それに対して、このゲームに勝利すればシックスネイションズ優勝をたぐり寄せることもできたフランスは、この完敗で3位に沈んだ。初戦に見せたフレアの復活の兆しも、試合をこなす毎に次第に薄くなり、このゲームではW杯のフランスに逆戻りだ。トラン=デュックではなく、スクレラを先発させ、彼の弱気によって、士気がどんどん萎えていく。エリサルドの捌きも遅い。ジョジオン=トライユの「昔の名前」コンビもウェールズ3列とシャンクリン=ハンセンのプレッシャーにラインブレイクできないし、クレール、マルジューの高速ウィングにスペースを与えることができない。尻つぼみに終わった。
ウェールズが自らを見失った期間が短かったのに対して、やはりラポルトの8年間は、リエーヴルモンの4ヶ月で立て直せるものではないのだろう。ずっと初戦の実験を貫けば良かった。イングランドに負けてから、弱点の強化に走り、「昔の名前」に頼ろうとした。テストマッチのそれぞれの戦いが「実験室」になっては、ゲームがつまらなくなる。リエーヴルモンは、もっと大胆に!
そして三洋対サントリーも三洋の完勝。この完勝もウェールズと同じように賞賛されるべきだ。サントリーに、メイリング、佐々木というキープレイヤーの欠場があったにせよ、サントリーの遅さを、三洋の速度が完全に切り裂いて見せた。戦前に、宮本は「真っ向勝負をしようぜ」と清宮を牽制したが、日本選手権のファイナルなのだ。「真っ向勝負」以外の何があるというのか。それに対して、清宮は、マイクロソフトカップ決勝と同じ作戦。ゲームを殺しに来た。やはりこれは「健康」なことではない。
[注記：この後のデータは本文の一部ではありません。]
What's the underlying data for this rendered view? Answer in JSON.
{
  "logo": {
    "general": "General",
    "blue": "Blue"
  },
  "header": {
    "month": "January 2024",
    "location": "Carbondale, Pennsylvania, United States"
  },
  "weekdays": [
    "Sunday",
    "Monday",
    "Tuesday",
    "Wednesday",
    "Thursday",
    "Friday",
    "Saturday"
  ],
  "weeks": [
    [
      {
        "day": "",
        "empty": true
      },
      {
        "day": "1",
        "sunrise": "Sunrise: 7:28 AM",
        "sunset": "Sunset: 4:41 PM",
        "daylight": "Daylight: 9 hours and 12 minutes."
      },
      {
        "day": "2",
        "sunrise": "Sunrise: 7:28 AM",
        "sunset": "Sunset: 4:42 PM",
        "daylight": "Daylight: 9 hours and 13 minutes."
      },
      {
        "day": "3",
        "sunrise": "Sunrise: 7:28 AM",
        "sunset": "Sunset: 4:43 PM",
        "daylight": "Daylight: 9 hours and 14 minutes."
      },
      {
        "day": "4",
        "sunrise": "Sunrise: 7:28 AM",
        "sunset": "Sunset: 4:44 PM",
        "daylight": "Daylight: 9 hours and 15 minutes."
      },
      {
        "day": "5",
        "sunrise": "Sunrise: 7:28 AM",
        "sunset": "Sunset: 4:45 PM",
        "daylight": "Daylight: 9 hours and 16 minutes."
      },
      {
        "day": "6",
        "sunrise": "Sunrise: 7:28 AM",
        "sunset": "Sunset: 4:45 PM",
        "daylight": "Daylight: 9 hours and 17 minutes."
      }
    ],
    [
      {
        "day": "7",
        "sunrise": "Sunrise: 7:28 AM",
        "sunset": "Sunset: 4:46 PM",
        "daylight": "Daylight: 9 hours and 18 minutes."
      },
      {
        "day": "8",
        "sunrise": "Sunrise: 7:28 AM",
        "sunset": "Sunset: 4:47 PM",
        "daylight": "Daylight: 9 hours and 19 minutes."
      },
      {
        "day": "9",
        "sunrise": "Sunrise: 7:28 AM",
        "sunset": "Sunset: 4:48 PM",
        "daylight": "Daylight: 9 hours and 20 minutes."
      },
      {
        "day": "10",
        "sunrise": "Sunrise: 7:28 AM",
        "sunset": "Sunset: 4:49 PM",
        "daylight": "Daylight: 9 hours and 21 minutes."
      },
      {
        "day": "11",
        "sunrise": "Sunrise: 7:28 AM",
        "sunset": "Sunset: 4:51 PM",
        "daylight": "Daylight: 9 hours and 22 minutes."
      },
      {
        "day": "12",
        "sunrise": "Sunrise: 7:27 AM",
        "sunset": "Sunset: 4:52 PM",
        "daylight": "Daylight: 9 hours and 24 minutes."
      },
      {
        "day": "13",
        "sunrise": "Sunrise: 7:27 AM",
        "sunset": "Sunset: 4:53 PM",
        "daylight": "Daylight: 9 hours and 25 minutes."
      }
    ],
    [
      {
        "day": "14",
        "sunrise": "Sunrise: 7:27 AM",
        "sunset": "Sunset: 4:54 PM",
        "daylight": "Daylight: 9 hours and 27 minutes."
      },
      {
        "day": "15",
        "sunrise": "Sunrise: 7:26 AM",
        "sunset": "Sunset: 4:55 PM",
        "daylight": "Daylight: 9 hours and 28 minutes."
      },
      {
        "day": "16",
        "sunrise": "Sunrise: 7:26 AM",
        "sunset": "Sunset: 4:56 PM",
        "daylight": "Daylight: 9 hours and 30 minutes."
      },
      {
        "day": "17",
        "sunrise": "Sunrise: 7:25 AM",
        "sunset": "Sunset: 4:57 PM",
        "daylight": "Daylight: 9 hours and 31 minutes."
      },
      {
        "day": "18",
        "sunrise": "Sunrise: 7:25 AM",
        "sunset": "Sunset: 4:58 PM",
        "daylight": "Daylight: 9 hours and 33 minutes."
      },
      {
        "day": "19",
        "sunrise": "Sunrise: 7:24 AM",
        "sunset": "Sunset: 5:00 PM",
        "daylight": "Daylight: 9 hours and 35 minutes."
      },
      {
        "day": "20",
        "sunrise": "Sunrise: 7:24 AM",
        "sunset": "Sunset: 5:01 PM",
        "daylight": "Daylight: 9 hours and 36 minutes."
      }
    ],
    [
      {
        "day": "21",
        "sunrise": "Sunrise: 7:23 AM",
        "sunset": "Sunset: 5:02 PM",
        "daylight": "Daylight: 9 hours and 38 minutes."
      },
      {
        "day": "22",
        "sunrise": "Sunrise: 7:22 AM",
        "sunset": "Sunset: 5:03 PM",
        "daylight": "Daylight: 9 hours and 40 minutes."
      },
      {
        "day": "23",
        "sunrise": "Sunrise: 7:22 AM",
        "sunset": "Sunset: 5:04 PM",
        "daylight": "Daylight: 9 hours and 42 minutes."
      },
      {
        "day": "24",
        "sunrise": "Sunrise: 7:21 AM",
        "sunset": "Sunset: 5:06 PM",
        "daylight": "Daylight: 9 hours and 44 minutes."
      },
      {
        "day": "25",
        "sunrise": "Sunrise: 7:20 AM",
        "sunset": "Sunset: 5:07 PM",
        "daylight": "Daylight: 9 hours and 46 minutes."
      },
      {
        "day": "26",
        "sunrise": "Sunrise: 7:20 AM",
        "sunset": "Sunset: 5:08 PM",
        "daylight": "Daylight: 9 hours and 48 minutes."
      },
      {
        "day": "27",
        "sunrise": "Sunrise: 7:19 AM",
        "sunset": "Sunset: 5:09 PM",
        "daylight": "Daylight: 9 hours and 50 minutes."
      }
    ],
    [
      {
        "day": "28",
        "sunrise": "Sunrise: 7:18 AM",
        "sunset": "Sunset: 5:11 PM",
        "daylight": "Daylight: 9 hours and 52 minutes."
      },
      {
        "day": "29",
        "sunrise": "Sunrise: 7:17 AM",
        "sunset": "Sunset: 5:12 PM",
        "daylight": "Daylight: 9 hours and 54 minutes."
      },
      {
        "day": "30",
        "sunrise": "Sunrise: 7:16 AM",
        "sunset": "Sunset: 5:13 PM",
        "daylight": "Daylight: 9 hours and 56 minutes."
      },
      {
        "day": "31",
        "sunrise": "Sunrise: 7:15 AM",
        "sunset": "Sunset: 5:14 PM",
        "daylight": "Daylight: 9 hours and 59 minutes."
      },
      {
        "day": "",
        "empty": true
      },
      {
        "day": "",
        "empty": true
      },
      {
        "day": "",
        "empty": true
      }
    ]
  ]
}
そして、殺すために必要不可欠な人材であるメイリングを欠いても同じ作戦。
結局、サントリーは、三洋の3列のふたりのランナーにゲインを許し続け、だんだん疲労をつのらせていく。マイクロソフト決勝のようなゲームをやっていいのは、日本ラグビー全体の底上げが済み、W杯8強に匹敵する力を持ってからのことだろう。それにしても、サントリーのディフェンスがこれほど弱いとは! 受けに回っていたとはいえ、芯を捉えるタックルからターンオーヴァーへ、という方法が、「真っ向勝負」の三洋に対して有効だったと思うが、肝腎のタックル力がこの程度では、もっと誠実にベイシックなスキルを磨くことだ。常にチャレンジングなラグビー、クリエイティヴなラグビーを続けなければ、ラグビーそのものの進歩はない。清宮には猛省を求めたい。